COLUMBIA, SC — ’Tis the season for prefiled bills, those proposed laws that state legislators file before the start of the session, most of which have about as much chance of becoming law as Camden lawyer John Rainey had of getting Gov. Nikki Haley’s appointment to the U.S. Senate.
Despite the futility, the Buzz loves prefiled bills! We get bored during the usually slow month of December. So, below is the best – or worst – of this year’s offerings:
1. Lee Bright wants to arrest Bakari Sellers
Stay with us here: State Sen. Lee Bright , R-Spartanburg, filed a bill (S.102) to make it a crime to enforce “Obamacare” in South Carolina, punishable by up to a year in prison or a $1,000 fine. Meanwhile, State Rep. Bakari Sellers, D-Bamberg, prefiled a bill (H.3166) that would require South Carolina to enforce Obamacare.
Thus, Bright’s bill would force police to arrest Sellers.
Buzz is worried, however. What happens to the space-time continuum if lawmakers pass both bills?
2. You never can have too many sales tax holidays
Whether it is school supplies or guns, South Carolina loves its sales tax holidays. The more the merrier!
Charleston Republicans state Reps. Peter McCoy and Mike Sottile are proposing a “Hurricane Preparedness Weekend” that would eliminate the state sales tax for certain hurricane-preparedness items. The list includes: blue ice, carbon-monoxide detectors, cellphone batteries and chargers, gas and diesel fuel tanks, nonelectric food-storage coolers and AAA batteries.
Buzz loves this idea.
But why stop there? What about a “snowpocalypse weekend,” giving discounts on bread and milk?
3. The Republican version of ‘marriage equality’
South Carolina is one of 16 states – plus the District of Columbia – that recognizes common-law marriages. You probably think you know what a common law marriage is. But you don’t.
That is why state Sen. Larry Martin, R-Pickens, has sponsored a bill that would stop recognizing any common-law marriages in South Carolina after Jan. 1, 2011. Martin said the only way to know for sure if you have a common law marriage is if a judge says you do. And a judge does not usually get involved until there is a separation or a death.
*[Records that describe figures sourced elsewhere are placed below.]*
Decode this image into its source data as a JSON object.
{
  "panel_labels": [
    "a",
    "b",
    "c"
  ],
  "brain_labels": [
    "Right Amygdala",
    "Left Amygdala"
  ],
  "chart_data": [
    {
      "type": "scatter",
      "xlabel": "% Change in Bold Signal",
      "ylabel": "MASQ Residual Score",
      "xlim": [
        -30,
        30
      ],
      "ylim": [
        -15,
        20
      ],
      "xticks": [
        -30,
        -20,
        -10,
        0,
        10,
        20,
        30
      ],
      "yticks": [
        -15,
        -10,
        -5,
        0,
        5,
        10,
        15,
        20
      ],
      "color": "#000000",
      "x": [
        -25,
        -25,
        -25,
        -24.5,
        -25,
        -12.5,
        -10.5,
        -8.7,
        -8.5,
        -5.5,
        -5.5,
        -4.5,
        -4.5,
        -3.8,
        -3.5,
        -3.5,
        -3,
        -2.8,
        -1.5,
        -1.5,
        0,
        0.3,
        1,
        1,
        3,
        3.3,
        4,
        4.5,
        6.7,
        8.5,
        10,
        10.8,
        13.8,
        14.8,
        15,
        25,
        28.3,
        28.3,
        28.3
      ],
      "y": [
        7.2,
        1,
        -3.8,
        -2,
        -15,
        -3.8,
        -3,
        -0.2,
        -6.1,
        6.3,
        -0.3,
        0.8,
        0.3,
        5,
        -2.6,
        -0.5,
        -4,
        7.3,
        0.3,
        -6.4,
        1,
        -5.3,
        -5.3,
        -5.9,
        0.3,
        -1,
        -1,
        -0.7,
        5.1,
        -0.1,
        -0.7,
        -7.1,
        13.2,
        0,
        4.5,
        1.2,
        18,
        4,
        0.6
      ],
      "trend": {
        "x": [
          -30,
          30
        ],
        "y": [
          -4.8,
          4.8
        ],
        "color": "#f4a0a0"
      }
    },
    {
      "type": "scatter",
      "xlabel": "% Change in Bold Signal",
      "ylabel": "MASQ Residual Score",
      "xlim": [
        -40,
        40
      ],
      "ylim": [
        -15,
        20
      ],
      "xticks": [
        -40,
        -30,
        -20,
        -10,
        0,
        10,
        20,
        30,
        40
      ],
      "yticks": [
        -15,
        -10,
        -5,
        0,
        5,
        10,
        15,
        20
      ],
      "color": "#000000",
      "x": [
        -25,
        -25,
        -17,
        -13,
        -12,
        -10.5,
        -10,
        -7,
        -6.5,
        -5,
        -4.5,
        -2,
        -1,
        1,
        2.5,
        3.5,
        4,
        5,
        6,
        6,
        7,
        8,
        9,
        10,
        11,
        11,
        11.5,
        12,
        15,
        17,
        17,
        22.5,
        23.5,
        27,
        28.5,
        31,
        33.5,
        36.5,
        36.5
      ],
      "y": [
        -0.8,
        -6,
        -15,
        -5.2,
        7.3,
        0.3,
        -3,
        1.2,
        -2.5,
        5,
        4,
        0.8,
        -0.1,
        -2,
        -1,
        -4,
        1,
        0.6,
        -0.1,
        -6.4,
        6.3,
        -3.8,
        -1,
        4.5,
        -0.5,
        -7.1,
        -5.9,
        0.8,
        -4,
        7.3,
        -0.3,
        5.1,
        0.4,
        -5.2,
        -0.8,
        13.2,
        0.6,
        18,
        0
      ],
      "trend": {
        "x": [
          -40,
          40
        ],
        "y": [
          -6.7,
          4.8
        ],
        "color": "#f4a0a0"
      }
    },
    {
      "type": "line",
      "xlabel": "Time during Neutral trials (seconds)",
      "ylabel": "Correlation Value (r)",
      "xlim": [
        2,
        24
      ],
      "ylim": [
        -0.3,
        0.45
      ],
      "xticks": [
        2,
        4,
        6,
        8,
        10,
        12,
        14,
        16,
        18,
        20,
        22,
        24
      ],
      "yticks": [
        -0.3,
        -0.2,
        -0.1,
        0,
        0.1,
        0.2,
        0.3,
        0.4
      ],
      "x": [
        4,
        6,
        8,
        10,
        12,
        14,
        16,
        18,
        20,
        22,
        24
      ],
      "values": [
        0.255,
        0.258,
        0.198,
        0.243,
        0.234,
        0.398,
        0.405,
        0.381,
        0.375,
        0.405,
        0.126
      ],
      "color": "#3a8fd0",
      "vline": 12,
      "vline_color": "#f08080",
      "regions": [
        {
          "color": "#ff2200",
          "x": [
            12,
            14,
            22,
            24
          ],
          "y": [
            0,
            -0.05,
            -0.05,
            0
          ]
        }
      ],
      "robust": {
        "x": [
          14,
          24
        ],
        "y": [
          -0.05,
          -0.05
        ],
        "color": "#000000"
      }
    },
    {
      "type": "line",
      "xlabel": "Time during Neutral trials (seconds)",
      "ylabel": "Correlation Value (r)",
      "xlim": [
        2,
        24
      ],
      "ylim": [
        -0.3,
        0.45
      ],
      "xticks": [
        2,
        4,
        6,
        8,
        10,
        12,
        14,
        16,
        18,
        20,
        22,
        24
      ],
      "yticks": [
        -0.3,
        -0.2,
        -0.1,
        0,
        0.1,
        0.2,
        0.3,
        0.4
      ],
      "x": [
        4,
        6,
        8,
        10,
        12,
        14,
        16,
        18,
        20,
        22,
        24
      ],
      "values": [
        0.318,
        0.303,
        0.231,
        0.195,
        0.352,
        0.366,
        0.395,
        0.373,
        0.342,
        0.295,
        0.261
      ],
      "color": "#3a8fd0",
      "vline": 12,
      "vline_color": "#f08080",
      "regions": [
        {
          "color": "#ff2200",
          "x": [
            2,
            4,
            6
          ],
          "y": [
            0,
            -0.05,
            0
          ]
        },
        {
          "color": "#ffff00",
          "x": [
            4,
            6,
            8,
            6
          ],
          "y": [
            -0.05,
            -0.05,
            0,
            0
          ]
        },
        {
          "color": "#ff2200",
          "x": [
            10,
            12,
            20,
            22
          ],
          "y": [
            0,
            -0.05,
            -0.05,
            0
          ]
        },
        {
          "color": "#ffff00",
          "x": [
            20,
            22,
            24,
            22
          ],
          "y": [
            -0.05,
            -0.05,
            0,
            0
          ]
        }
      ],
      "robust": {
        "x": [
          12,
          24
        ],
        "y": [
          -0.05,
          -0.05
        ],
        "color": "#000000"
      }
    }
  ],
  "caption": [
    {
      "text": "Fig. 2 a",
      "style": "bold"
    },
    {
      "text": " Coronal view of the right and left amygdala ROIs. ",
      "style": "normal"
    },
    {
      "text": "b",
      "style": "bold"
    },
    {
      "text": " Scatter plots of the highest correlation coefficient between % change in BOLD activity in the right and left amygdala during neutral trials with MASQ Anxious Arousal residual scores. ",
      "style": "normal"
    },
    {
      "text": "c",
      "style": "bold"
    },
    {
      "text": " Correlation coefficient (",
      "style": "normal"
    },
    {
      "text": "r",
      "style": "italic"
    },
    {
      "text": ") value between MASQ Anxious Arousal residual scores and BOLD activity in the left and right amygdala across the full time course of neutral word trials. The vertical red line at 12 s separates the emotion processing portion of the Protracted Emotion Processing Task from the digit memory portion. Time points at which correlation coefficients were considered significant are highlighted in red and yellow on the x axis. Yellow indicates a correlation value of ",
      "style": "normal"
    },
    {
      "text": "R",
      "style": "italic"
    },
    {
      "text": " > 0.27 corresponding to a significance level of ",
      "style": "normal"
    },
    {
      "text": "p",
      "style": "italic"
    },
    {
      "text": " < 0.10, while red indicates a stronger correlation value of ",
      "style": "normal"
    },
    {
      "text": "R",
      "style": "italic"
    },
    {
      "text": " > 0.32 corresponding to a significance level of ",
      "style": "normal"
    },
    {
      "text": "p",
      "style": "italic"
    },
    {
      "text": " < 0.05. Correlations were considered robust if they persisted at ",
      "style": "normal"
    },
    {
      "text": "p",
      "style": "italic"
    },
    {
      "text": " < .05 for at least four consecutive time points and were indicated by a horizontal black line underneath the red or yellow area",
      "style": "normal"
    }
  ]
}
“Common law marriage was recognized in the horse-and-buggy days. Folks lived so far away from the courthouse, it was some degree of difficulty completing the paperwork aspect of getting a marriage license,” Martin said. “That’s why common law marriage was recognized, for the benefit of the children.”
Now, it just confuses people and causes headaches for probate judges. There is one sure-fire solution to the problem, however.
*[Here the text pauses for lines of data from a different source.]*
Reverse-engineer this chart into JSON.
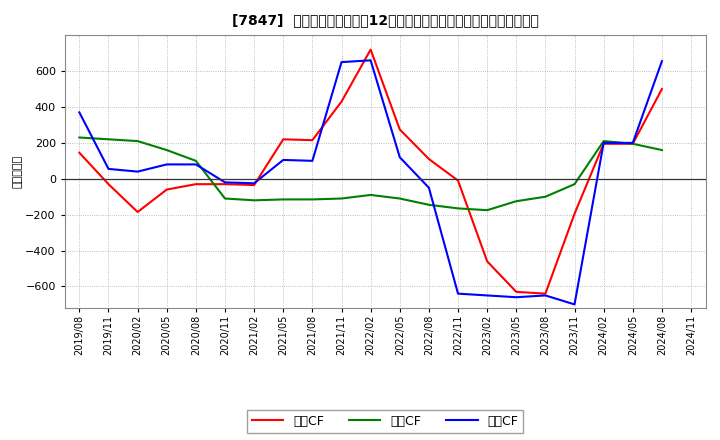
{
  "title": "[7847]  キャッシュフローの12か月移動合計の対前年同期増減額の推移",
  "ylabel": "（百万円）",
  "background_color": "#ffffff",
  "plot_background": "#ffffff",
  "grid_color": "#aaaaaa",
  "ylim": [
    -720,
    800
  ],
  "yticks": [
    -600,
    -400,
    -200,
    0,
    200,
    400,
    600
  ],
  "x_labels": [
    "2019/08",
    "2019/11",
    "2020/02",
    "2020/05",
    "2020/08",
    "2020/11",
    "2021/02",
    "2021/05",
    "2021/08",
    "2021/11",
    "2022/02",
    "2022/05",
    "2022/08",
    "2022/11",
    "2023/02",
    "2023/05",
    "2023/08",
    "2023/11",
    "2024/02",
    "2024/05",
    "2024/08",
    "2024/11"
  ],
  "series_order": [
    "営業CF",
    "投賃CF",
    "フリCF"
  ],
  "series": {
    "営業CF": {
      "color": "#ff0000",
      "values": [
        145,
        -30,
        -185,
        -60,
        -30,
        -30,
        -35,
        220,
        215,
        430,
        720,
        275,
        110,
        -10,
        -460,
        -630,
        -640,
        -195,
        195,
        195,
        500,
        null
      ]
    },
    "投賃CF": {
      "color": "#008000",
      "values": [
        230,
        220,
        210,
        160,
        100,
        -110,
        -120,
        -115,
        -115,
        -110,
        -90,
        -110,
        -145,
        -165,
        -175,
        -125,
        -100,
        -30,
        210,
        195,
        160,
        null
      ]
    },
    "フリCF": {
      "color": "#0000ff",
      "values": [
        370,
        55,
        40,
        80,
        80,
        -20,
        -25,
        105,
        100,
        650,
        660,
        120,
        -50,
        -640,
        -650,
        -660,
        -650,
        -700,
        200,
        200,
        655,
        null
      ]
    }
  },
  "legend_labels": [
    "営業CF",
    "投賃CF",
    "フリCF"
  ],
  "legend_colors": [
    "#ff0000",
    "#008000",
    "#0000ff"
  ]
}
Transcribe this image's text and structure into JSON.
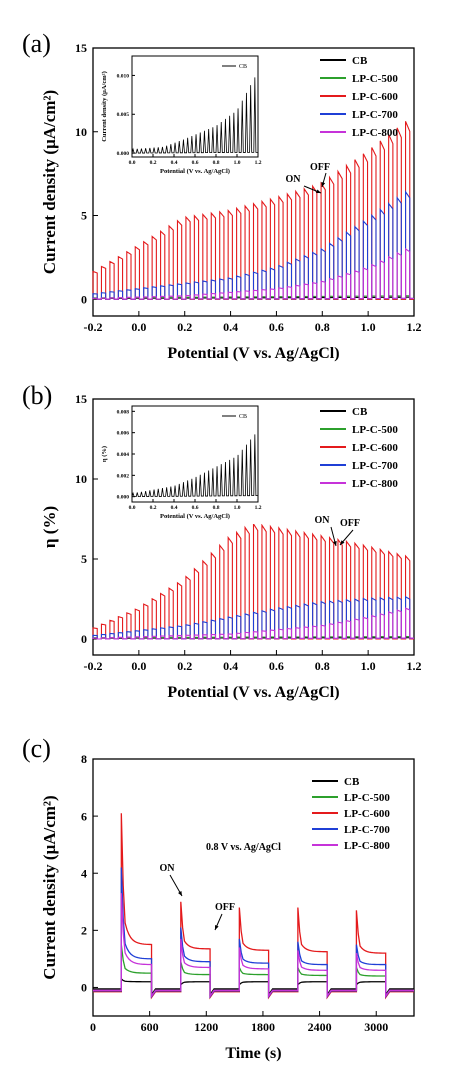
{
  "chart_data": [
    {
      "panel": "(a)",
      "type": "line",
      "xlabel": "Potential (V vs. Ag/AgCl)",
      "ylabel": "Current density (μA/cm²)",
      "xlim": [
        -0.2,
        1.2
      ],
      "ylim": [
        -1,
        15
      ],
      "xticks": [
        -0.2,
        0.0,
        0.2,
        0.4,
        0.6,
        0.8,
        1.0,
        1.2
      ],
      "xtick_labels": [
        "-0.2",
        "0.0",
        "0.2",
        "0.4",
        "0.6",
        "0.8",
        "1.0",
        "1.2"
      ],
      "yticks": [
        0,
        5,
        10,
        15
      ],
      "ytick_labels": [
        "0",
        "5",
        "10",
        "15"
      ],
      "legend_position": "top-right",
      "annotations": [
        {
          "text": "ON"
        },
        {
          "text": "OFF"
        }
      ],
      "chopped": {
        "x_start": -0.2,
        "x_end": 1.2,
        "cycles": 38
      },
      "series": [
        {
          "name": "CB",
          "color": "#000000",
          "on": [
            [
              -0.2,
              0.05
            ],
            [
              1.2,
              0.12
            ]
          ],
          "off": [
            [
              -0.2,
              0.0
            ],
            [
              1.2,
              0.0
            ]
          ]
        },
        {
          "name": "LP-C-500",
          "color": "#2ca02c",
          "on": [
            [
              -0.2,
              0.08
            ],
            [
              1.2,
              0.2
            ]
          ],
          "off": [
            [
              -0.2,
              0.0
            ],
            [
              1.2,
              0.05
            ]
          ]
        },
        {
          "name": "LP-C-600",
          "color": "#e41a1c",
          "on": [
            [
              -0.2,
              1.5
            ],
            [
              0.0,
              3.0
            ],
            [
              0.2,
              4.6
            ],
            [
              0.4,
              5.0
            ],
            [
              0.6,
              5.7
            ],
            [
              0.8,
              6.5
            ],
            [
              1.0,
              8.3
            ],
            [
              1.2,
              10.3
            ]
          ],
          "off": [
            [
              -0.2,
              0.0
            ],
            [
              1.2,
              0.0
            ]
          ]
        },
        {
          "name": "LP-C-700",
          "color": "#1f3fd6",
          "on": [
            [
              -0.2,
              0.3
            ],
            [
              0.0,
              0.6
            ],
            [
              0.2,
              0.9
            ],
            [
              0.4,
              1.2
            ],
            [
              0.6,
              1.8
            ],
            [
              0.8,
              2.8
            ],
            [
              1.0,
              4.5
            ],
            [
              1.2,
              6.3
            ]
          ],
          "off": [
            [
              -0.2,
              0.0
            ],
            [
              1.2,
              0.05
            ]
          ]
        },
        {
          "name": "LP-C-800",
          "color": "#c633d9",
          "on": [
            [
              -0.2,
              0.05
            ],
            [
              0.2,
              0.2
            ],
            [
              0.6,
              0.6
            ],
            [
              0.8,
              1.0
            ],
            [
              1.0,
              1.8
            ],
            [
              1.2,
              3.0
            ]
          ],
          "off": [
            [
              -0.2,
              0.0
            ],
            [
              1.2,
              0.05
            ]
          ]
        }
      ],
      "inset": {
        "xlabel": "Potential (V vs. Ag/AgCl)",
        "ylabel": "Current density (μA/cm²)",
        "xlim": [
          0.0,
          1.2
        ],
        "ylim": [
          -0.0005,
          0.0125
        ],
        "xticks": [
          0.0,
          0.2,
          0.4,
          0.6,
          0.8,
          1.0,
          1.2
        ],
        "xtick_labels": [
          "0.0",
          "0.2",
          "0.4",
          "0.6",
          "0.8",
          "1.0",
          "1.2"
        ],
        "yticks": [
          0.0,
          0.005,
          0.01
        ],
        "ytick_labels": [
          "0.000",
          "0.005",
          "0.010"
        ],
        "legend": "CB",
        "series": [
          {
            "name": "CB",
            "color": "#000000",
            "on": [
              [
                0.0,
                0.0005
              ],
              [
                0.3,
                0.0008
              ],
              [
                0.5,
                0.0018
              ],
              [
                0.8,
                0.0035
              ],
              [
                1.0,
                0.0055
              ],
              [
                1.2,
                0.0105
              ]
            ],
            "off": [
              [
                0.0,
                0.0
              ],
              [
                1.2,
                0.0001
              ]
            ]
          }
        ]
      }
    },
    {
      "panel": "(b)",
      "type": "line",
      "xlabel": "Potential (V vs. Ag/AgCl)",
      "ylabel": "η (%)",
      "xlim": [
        -0.2,
        1.2
      ],
      "ylim": [
        -1,
        15
      ],
      "xticks": [
        -0.2,
        0.0,
        0.2,
        0.4,
        0.6,
        0.8,
        1.0,
        1.2
      ],
      "xtick_labels": [
        "-0.2",
        "0.0",
        "0.2",
        "0.4",
        "0.6",
        "0.8",
        "1.0",
        "1.2"
      ],
      "yticks": [
        0,
        5,
        10,
        15
      ],
      "ytick_labels": [
        "0",
        "5",
        "10",
        "15"
      ],
      "legend_position": "top-right",
      "annotations": [
        {
          "text": "ON"
        },
        {
          "text": "OFF"
        }
      ],
      "chopped": {
        "x_start": -0.2,
        "x_end": 1.2,
        "cycles": 38
      },
      "series": [
        {
          "name": "CB",
          "color": "#000000",
          "on": [
            [
              -0.2,
              0.05
            ],
            [
              1.2,
              0.08
            ]
          ],
          "off": [
            [
              -0.2,
              0.0
            ],
            [
              1.2,
              0.0
            ]
          ]
        },
        {
          "name": "LP-C-500",
          "color": "#2ca02c",
          "on": [
            [
              -0.2,
              0.08
            ],
            [
              1.2,
              0.15
            ]
          ],
          "off": [
            [
              -0.2,
              0.0
            ],
            [
              1.2,
              0.03
            ]
          ]
        },
        {
          "name": "LP-C-600",
          "color": "#e41a1c",
          "on": [
            [
              -0.2,
              0.6
            ],
            [
              0.0,
              1.8
            ],
            [
              0.2,
              3.5
            ],
            [
              0.4,
              6.0
            ],
            [
              0.5,
              6.8
            ],
            [
              0.6,
              6.6
            ],
            [
              0.8,
              6.1
            ],
            [
              1.0,
              5.5
            ],
            [
              1.2,
              4.8
            ]
          ],
          "off": [
            [
              -0.2,
              0.0
            ],
            [
              1.2,
              0.0
            ]
          ]
        },
        {
          "name": "LP-C-700",
          "color": "#1f3fd6",
          "on": [
            [
              -0.2,
              0.2
            ],
            [
              0.2,
              0.8
            ],
            [
              0.4,
              1.3
            ],
            [
              0.6,
              1.8
            ],
            [
              0.8,
              2.2
            ],
            [
              1.0,
              2.4
            ],
            [
              1.2,
              2.5
            ]
          ],
          "off": [
            [
              -0.2,
              0.0
            ],
            [
              1.2,
              0.05
            ]
          ]
        },
        {
          "name": "LP-C-800",
          "color": "#c633d9",
          "on": [
            [
              -0.2,
              0.05
            ],
            [
              0.4,
              0.3
            ],
            [
              0.8,
              0.8
            ],
            [
              1.0,
              1.3
            ],
            [
              1.2,
              1.9
            ]
          ],
          "off": [
            [
              -0.2,
              0.0
            ],
            [
              1.2,
              0.05
            ]
          ]
        }
      ],
      "inset": {
        "xlabel": "Potential (V vs. Ag/AgCl)",
        "ylabel": "η (%)",
        "xlim": [
          0.0,
          1.2
        ],
        "ylim": [
          -0.0005,
          0.0085
        ],
        "xticks": [
          0.0,
          0.2,
          0.4,
          0.6,
          0.8,
          1.0,
          1.2
        ],
        "xtick_labels": [
          "0.0",
          "0.2",
          "0.4",
          "0.6",
          "0.8",
          "1.0",
          "1.2"
        ],
        "yticks": [
          0.0,
          0.002,
          0.004,
          0.006,
          0.008
        ],
        "ytick_labels": [
          "0.000",
          "0.002",
          "0.004",
          "0.006",
          "0.008"
        ],
        "legend": "CB",
        "series": [
          {
            "name": "CB",
            "color": "#000000",
            "on": [
              [
                0.0,
                0.0003
              ],
              [
                0.4,
                0.001
              ],
              [
                0.6,
                0.0018
              ],
              [
                0.8,
                0.0028
              ],
              [
                1.0,
                0.0038
              ],
              [
                1.2,
                0.0062
              ]
            ],
            "off": [
              [
                0.0,
                0.0
              ],
              [
                1.2,
                0.0001
              ]
            ]
          }
        ]
      }
    },
    {
      "panel": "(c)",
      "type": "line",
      "xlabel": "Time (s)",
      "ylabel": "Current density (μA/cm²)",
      "xlim": [
        0,
        3400
      ],
      "ylim": [
        -1,
        8
      ],
      "xticks": [
        0,
        600,
        1200,
        1800,
        2400,
        3000
      ],
      "xtick_labels": [
        "0",
        "600",
        "1200",
        "1800",
        "2400",
        "3000"
      ],
      "yticks": [
        0,
        2,
        4,
        6,
        8
      ],
      "ytick_labels": [
        "0",
        "2",
        "4",
        "6",
        "8"
      ],
      "legend_position": "top-right",
      "annotations": [
        {
          "text": "0.8 V vs. Ag/AgCl"
        },
        {
          "text": "ON"
        },
        {
          "text": "OFF"
        }
      ],
      "on_intervals": [
        [
          300,
          620
        ],
        [
          930,
          1240
        ],
        [
          1550,
          1860
        ],
        [
          2170,
          2480
        ],
        [
          2790,
          3100
        ]
      ],
      "series": [
        {
          "name": "CB",
          "color": "#000000",
          "spike": [
            0.3,
            0.1,
            0.1,
            0.1,
            0.1
          ],
          "plateau": [
            0.2,
            0.2,
            0.2,
            0.2,
            0.2
          ],
          "dark": -0.05
        },
        {
          "name": "LP-C-500",
          "color": "#2ca02c",
          "spike": [
            1.5,
            0.9,
            0.7,
            0.7,
            0.7
          ],
          "plateau": [
            0.5,
            0.45,
            0.45,
            0.42,
            0.4
          ],
          "dark": -0.1
        },
        {
          "name": "LP-C-600",
          "color": "#e41a1c",
          "spike": [
            6.1,
            3.0,
            2.8,
            2.8,
            2.7
          ],
          "plateau": [
            1.5,
            1.35,
            1.3,
            1.25,
            1.2
          ],
          "dark": -0.15
        },
        {
          "name": "LP-C-700",
          "color": "#1f3fd6",
          "spike": [
            4.2,
            2.1,
            1.7,
            1.6,
            1.5
          ],
          "plateau": [
            1.0,
            0.9,
            0.85,
            0.8,
            0.8
          ],
          "dark": -0.12
        },
        {
          "name": "LP-C-800",
          "color": "#c633d9",
          "spike": [
            3.3,
            1.7,
            1.4,
            1.3,
            1.2
          ],
          "plateau": [
            0.8,
            0.7,
            0.65,
            0.6,
            0.6
          ],
          "dark": -0.1
        }
      ]
    }
  ]
}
“Get married,” Martin said. “We’ve got to draw the line somewhere.”
• H.3065 would ban the governor’s staff from the S.C. House floor when the House is in session
• H.3045 would create an animal-abuse registry
• H.3134 would require hotels to tell you when they have bedbugs
• H.3148 would add “artificial hair” to the state’s definition of hair braiding
• S.13 would ban political action committees
• S.16 would let voters have elections to enact or repeal laws
• S.21 would require schools to teach “general neatness and cleanliness, skin care, and shampooing and grooming of hair.”
Another first for Tim Scott?
U.S. Rep. Tim Scott, the state’s first African-American in the U.S. Senate, faces the prospect of the curse of South Carolina appointees.
If Scott – named last week to succeed resigning U.S. Sen. Jim DeMint – wins the 2014 race, he would be the first U.S. Senate fill-in from South Carolina to win election to the Senate.
Since 1918, Scott’s seven predecessors never have served beyond their appointment. Four did not seek election, two were defeated in Senate races and one died in office.
No butting in (seniority) line
Despite some hopes among the state’s political set, South Carolina’s newest senator could not have moved up a few steps higher on the Senate’s seniority ladder if DeMint had quit to start his think-tank career a few weeks sooner.
Scott is being sworn in on Jan. 3 with a dozen other senators newly elected in November.
Why didn’t DeMint resign immediately, allowing Scott to be sworn in before Jan. 3, gaining seniority on those dozen senators?
The Senate’s rules don’t allow it, DeMint’s office said.
Those rules say any post-election Senate fill-in has the same seniority as other new senators sworn in Jan. 3, DeMint’s office said. That means Scott’s seniority will be determined among the other Senate rookies with his time in Congress helping a bit in the tiebreakers.
In the deal, South Carolina will swap the senator with the 53rd-highest seniority, DeMint, for one in the bottom 10, Scott. Still, it’s an improvement for Scott, who ranked No. 410 in the House.
“I’ve been addressing it as ma’am.”
– Jeff Taillon , staffer for Gov. Nikki Haley , responding to a tweet that the governor refers to her 2013-14 executive budget as “she” and “her.”